Revit: The single model environment
Usually, construction projects incept in form of Revit models by architects and site planners. Then AutoCAD DWG ‘backgrounds’ from the Revit model are handed over to MEP contractors. But this process has several disadvantages, including
• Time and efforts required to annotate and document the Revit ‘Views” in order to make the created DWG files, useful. This is followed with the efforts that are to be put in by the engineers to communicate information to help contractors redraw what the engineer has already modeled.
• Working in AutoCAD requires opening, editing and closing multiple DWG files for a project, which are not connected and unaware of changes made in the file. However, organizing, naming and keeping files connected are a convenience when working in Revit. It allows a single model of the entire building to be opened. To an extent that Revit allows mechanical equipment and plumbing fixtures to be connected not only on each floor, but to the risers and other floors as well.
• Chances are very thin that the model is finished by the time MEP contractors start their work. Upon project progression, additional DWG revisions are introduced which inevitably require MEP contractors to compare “before” and “after” DWG files to identify the changes made.
• DWG files are not information intelligent to be imported as functional Revit objects. Don’t forget that Revit models can be pulled down to be DWG files, but DWG files cannot be smartened to become Revit models.
All these challenges put together call for a single model environment, which can contain architecture, engineering and MEP components. Revit offers a single model environment. It means just like various disciplines contribute to the design and construction of a single construction project, similarly Revit provides a single platform which meets all the various requirements of various stakeholders across the construction project lifecycle.
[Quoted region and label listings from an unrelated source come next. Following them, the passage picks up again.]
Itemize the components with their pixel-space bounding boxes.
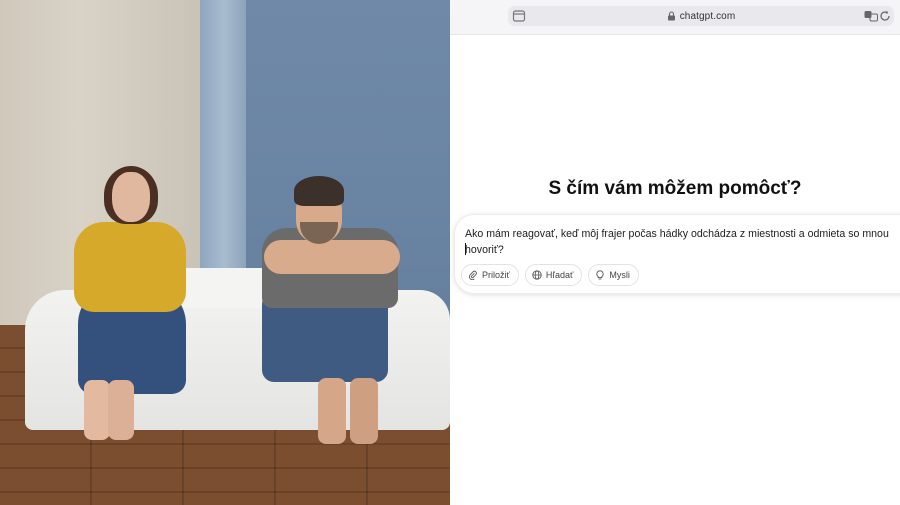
man-hair bbox=[294, 176, 344, 206]
url-text: chatgpt.com bbox=[679, 10, 736, 22]
browser-window: chatgpt.com S čím vám môžem pomôcť? Ako … bbox=[450, 0, 900, 505]
reload-icon[interactable] bbox=[879, 10, 891, 22]
lightbulb-icon bbox=[596, 270, 604, 280]
woman-face bbox=[112, 172, 150, 222]
prompt-text-line2: hovoriť? bbox=[465, 244, 504, 256]
address-bar[interactable]: chatgpt.com bbox=[508, 6, 894, 26]
think-button[interactable]: Mysli bbox=[588, 264, 639, 286]
chat-composer[interactable]: Ako mám reagovať, keď môj frajer počas h… bbox=[454, 214, 900, 294]
browser-toolbar: chatgpt.com bbox=[450, 0, 900, 35]
prompt-input[interactable]: Ako mám reagovať, keď môj frajer počas h… bbox=[465, 226, 900, 258]
man-arms bbox=[264, 240, 400, 274]
translate-icon[interactable] bbox=[864, 10, 878, 22]
globe-icon bbox=[532, 270, 542, 280]
man-shin-right bbox=[350, 378, 378, 444]
attach-label: Priložiť bbox=[482, 270, 510, 280]
page-title: S čím vám môžem pomôcť? bbox=[548, 178, 802, 199]
prompt-text-line1: Ako mám reagovať, keď môj frajer počas h… bbox=[465, 228, 889, 240]
wall-pillar bbox=[200, 0, 248, 300]
woman-shin-right bbox=[108, 380, 134, 440]
composer-tools: Priložiť Hľadať Mysli bbox=[461, 264, 639, 286]
think-label: Mysli bbox=[609, 270, 630, 280]
couple-photo bbox=[0, 0, 450, 505]
attach-button[interactable]: Priložiť bbox=[461, 264, 519, 286]
search-label: Hľadať bbox=[545, 270, 574, 280]
search-button[interactable]: Hľadať bbox=[524, 264, 583, 286]
paperclip-icon bbox=[468, 270, 477, 280]
woman-shin-left bbox=[84, 380, 110, 440]
man-shin-left bbox=[318, 378, 346, 444]
woman-sweater bbox=[74, 222, 186, 312]
lock-icon bbox=[667, 11, 675, 21]
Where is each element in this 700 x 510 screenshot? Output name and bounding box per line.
With the model progressing ahead, structural and MEP engineers also have the liberty to add their expertise and knowledge to the same existing model. They can utilize Revit’s in-built design, engineering and analysis capabilities, and does not require converting or exchanging any DWG files as required information is managed through a single Revit model.
Should we compare both of them?
Both of them are used extensively by architects, engineers, and contractors for generating or tracking construction documents. Apart from the differences mentioned above, there are a lot of same features too, known by different names, which AutoCAD and Revit share. Blocks in AutoCAD are families in Revit, whereas Layers are Systems in Revit. Ideally they serve the same purpose, but while depending on entirely different concepts and workflows.